Mr. Stewart next argues that the district court erred by holding that the search of his Tahoe was a lawful search incident to arrest. Citing this Court's decision in United States v. Dennison, 410 F.3d 1203, 1209 (10th Cir. 2005), the government concedes that this ruling is erroneous because Mr. Stewart had left the scene and was en route to the police station when the police searched his Tahoe. Appellee's Br. 1314. The government nevertheless asks us to affirm on the alternative ground that the search was justified under the automobile exception to the warrant requirement. Because there are sufficient grounds in the record to support the government's alternative theory, see United States v. Ledford, 443 F.3d 702, 707 (10th Cir. 2005), we affirm on that basis.
"The police may search an automobile and the containers within it where they have probable cause to believe contraband or evidence is contained." California v. Acevedo, 500 U.S. 565, 580 (1991). "A canine alert gives rise to probable cause to search a vehicle." United States v. Williams, 403 F.3d 1203, 1207 (10th Cir. 2005). This is so even when the dog alert occurs during a warrantless sniff on "the exterior of a vehicle during a lawful traffic stop" because such sniffs do not implicate the Fourth Amendment. Id. (citing Illinois v. Caballes, 543 U.S. 405, 409 (2005)).

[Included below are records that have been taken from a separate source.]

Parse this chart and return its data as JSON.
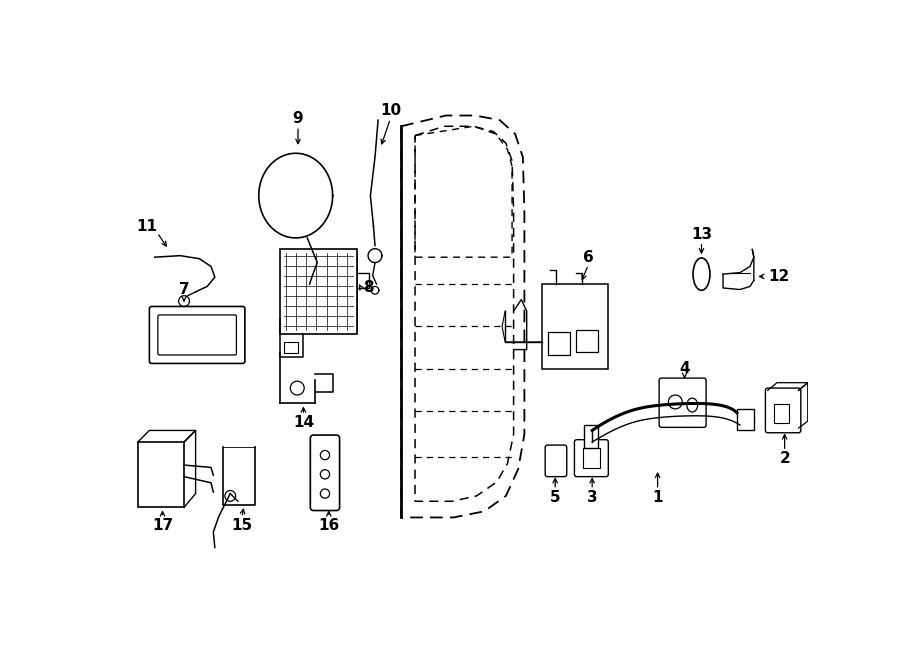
{
  "bg_color": "#ffffff",
  "line_color": "#000000",
  "fig_width": 9.0,
  "fig_height": 6.61,
  "dpi": 100
}
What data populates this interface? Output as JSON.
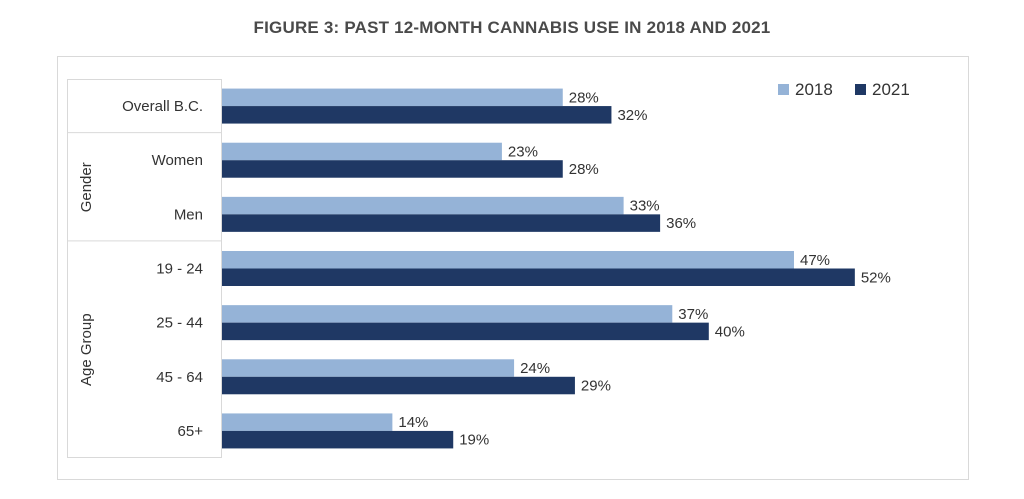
{
  "chart_data": {
    "type": "bar",
    "orientation": "horizontal",
    "title": "FIGURE 3: PAST 12-MONTH CANNABIS USE IN 2018 AND 2021",
    "categories": [
      "Overall B.C.",
      "Women",
      "Men",
      "19 - 24",
      "25 - 44",
      "45 - 64",
      "65+"
    ],
    "groups": [
      {
        "label": "",
        "categories": [
          "Overall B.C."
        ]
      },
      {
        "label": "Gender",
        "categories": [
          "Women",
          "Men"
        ]
      },
      {
        "label": "Age Group",
        "categories": [
          "19 - 24",
          "25 - 44",
          "45 - 64",
          "65+"
        ]
      }
    ],
    "series": [
      {
        "name": "2018",
        "color": "#95b3d7",
        "values": [
          28,
          23,
          33,
          47,
          37,
          24,
          14
        ]
      },
      {
        "name": "2021",
        "color": "#1f3864",
        "values": [
          32,
          28,
          36,
          52,
          40,
          29,
          19
        ]
      }
    ],
    "value_suffix": "%",
    "xlim": [
      0,
      60
    ],
    "grid": false,
    "legend_position": "top-right"
  }
}
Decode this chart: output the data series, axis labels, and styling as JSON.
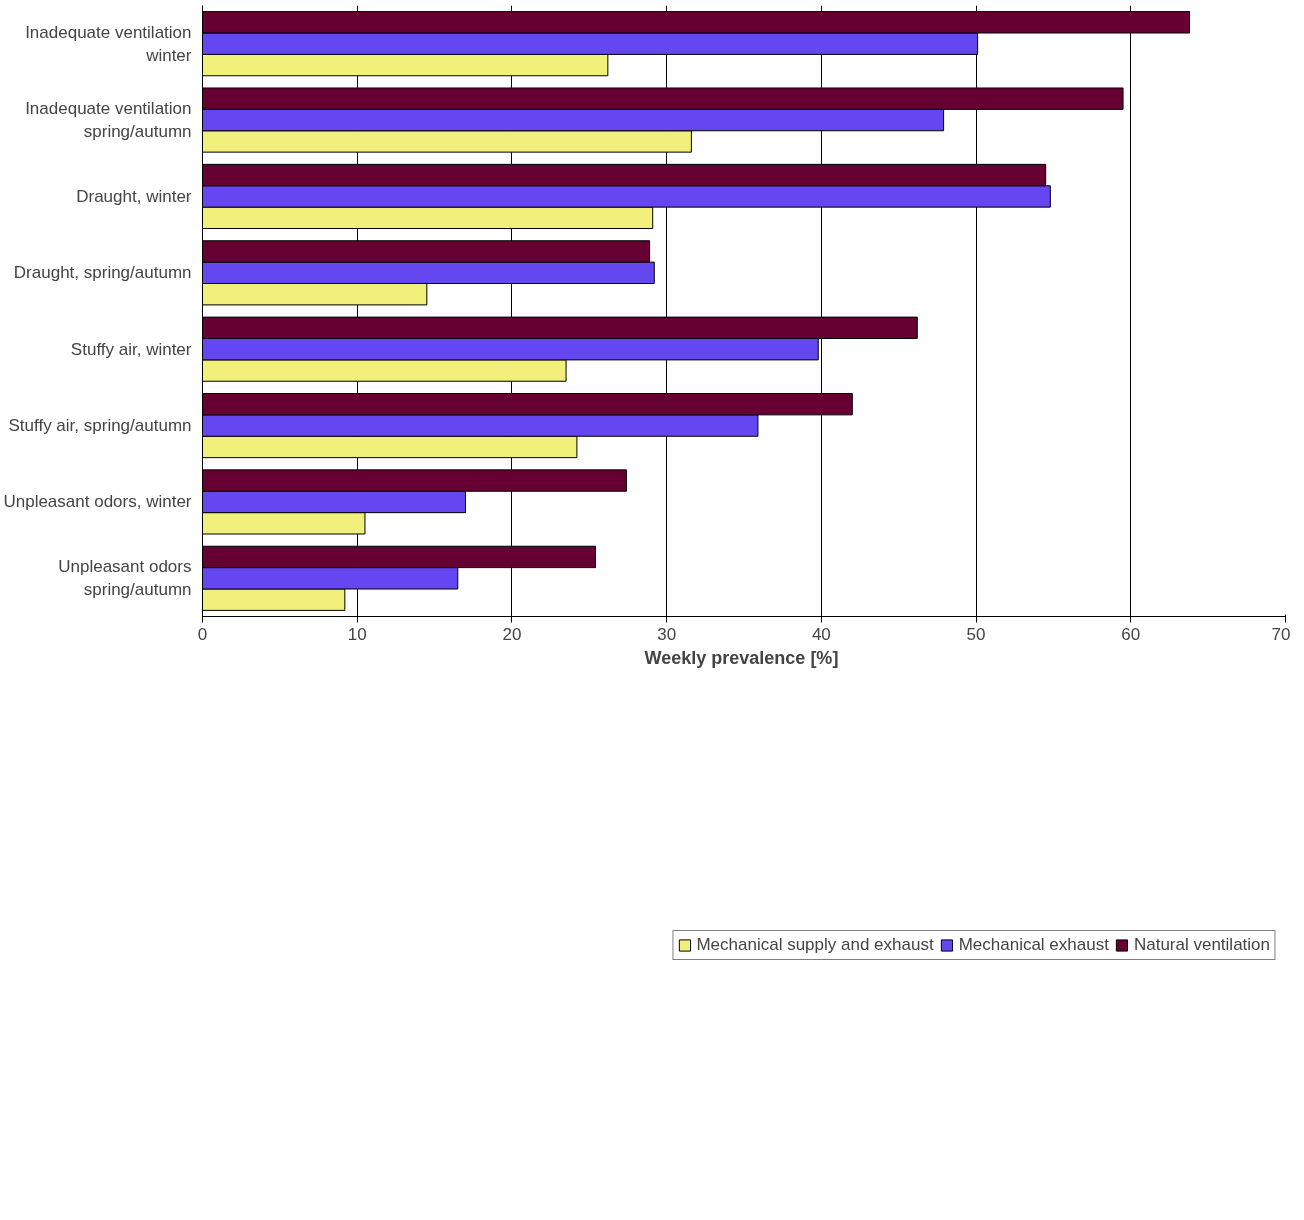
{
  "chart_data": {
    "type": "bar",
    "orientation": "horizontal",
    "xlabel": "Weekly prevalence  [%]",
    "categories": [
      "Inadequate ventilation\nwinter",
      "Inadequate ventilation\nspring/autumn",
      "Draught, winter",
      "Draught, spring/autumn",
      "Stuffy air, winter",
      "Stuffy air, spring/autumn",
      "Unpleasant odors, winter",
      "Unpleasant odors\nspring/autumn"
    ],
    "series": [
      {
        "name": "Mechanical supply and exhaust",
        "color": "#f0f07a",
        "values": [
          26.2,
          31.6,
          29.1,
          14.5,
          23.5,
          24.2,
          10.5,
          9.2
        ]
      },
      {
        "name": "Mechanical exhaust",
        "color": "#6447f0",
        "values": [
          50.1,
          47.9,
          54.8,
          29.2,
          39.8,
          35.9,
          17.0,
          16.5
        ]
      },
      {
        "name": "Natural ventilation",
        "color": "#660033",
        "values": [
          63.8,
          59.5,
          54.5,
          28.9,
          46.2,
          42.0,
          27.4,
          25.4
        ]
      }
    ],
    "xlim": [
      0,
      70
    ],
    "xticks": [
      0,
      10,
      20,
      30,
      40,
      50,
      60,
      70
    ],
    "grid": "x",
    "legend": "bottom"
  }
}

The record reveals that Sergeant Winterton had two objectively reasonable bases for stopping Mr. Stewart's Tahoe. First, it lacked a front license plate. Second, its rear license plate was obscured. R. Vol. III, at 2829. The traffic stop was therefore lawful. And after Sergeant Winterton arrested Mr. Stewart for keeping a loaded gun in his car, another violation of Utah law, Deputy Royal arrived and deployed Boomer before anyone searched the Tahoe. Id. at 6061. Boomer alerted on the Tahoe's rear driver's side by aggressively scratching at it. Id. at 5051. This alert gave rise to probable cause to search Mr. Stewart's Tahoe and its contents. The officers did so, and discovered the drugs, only after Boomer alerted. Id. at 61. Based on these facts, we hold that the officers' search of Mr. Stewart's Tahoe was lawful under the automobile exception to the warrant requirement.
Mr. Stewart, however, urges us not to affirm on this basis. He states that he first learned of Boomer's sniff at the evidentiary hearing, and that the belated disclosure prevented him from adequately investigating it. While the timing of the disclosure may be suspect, Mr. Stewart nonetheless was able to investigate fully. His lawyer thoroughly cross-examined Deputy Royal about Boomer's training and experience. He then asked for and received more than ten days to further investigate Boomer's qualifications and Deputy Royal's report. His post-hearing investigation did not produce any new evidence that Mr. Stewart could have used to expand the scope of Deputy Royal's cross-examination. Accordingly, the exact time that Mr. Stewart learned of Boomer's alert does not change the Fourth Amendment calculus here.
Similarly, Mr. Stewart urges us to ignore Boomer's alert because the district court instructed the government to "skip the dog" and described the dog sniff as "superfluous." R. Vol. V, at 2425. The district court made these comments, however, during oral argument on Mr. Stewart's motion to suppress, not during the evidentiary hearings on that motion. The court gave Mr. Stewart tremendous latitude in the evidentiary hearing to conduct whatever inquiry he felt was appropriate. Only after it decided that the search was properly categorized as an inventory search or a search incident to arrest did the district court limit the prosecutor's arguments about the dog sniff.
We are not limited by the district court's legal conclusions. Indeed, this is precisely the type of case susceptible to affirmance on alternate grounds: the defendant had every opportunity to develop a factual record on this issue. Our view of those facts persuades us that the dog sniff may be serendipitous, but it is not superfluous.
We AFFIRM the district court's denial of Mr. Stewart's motion to suppress.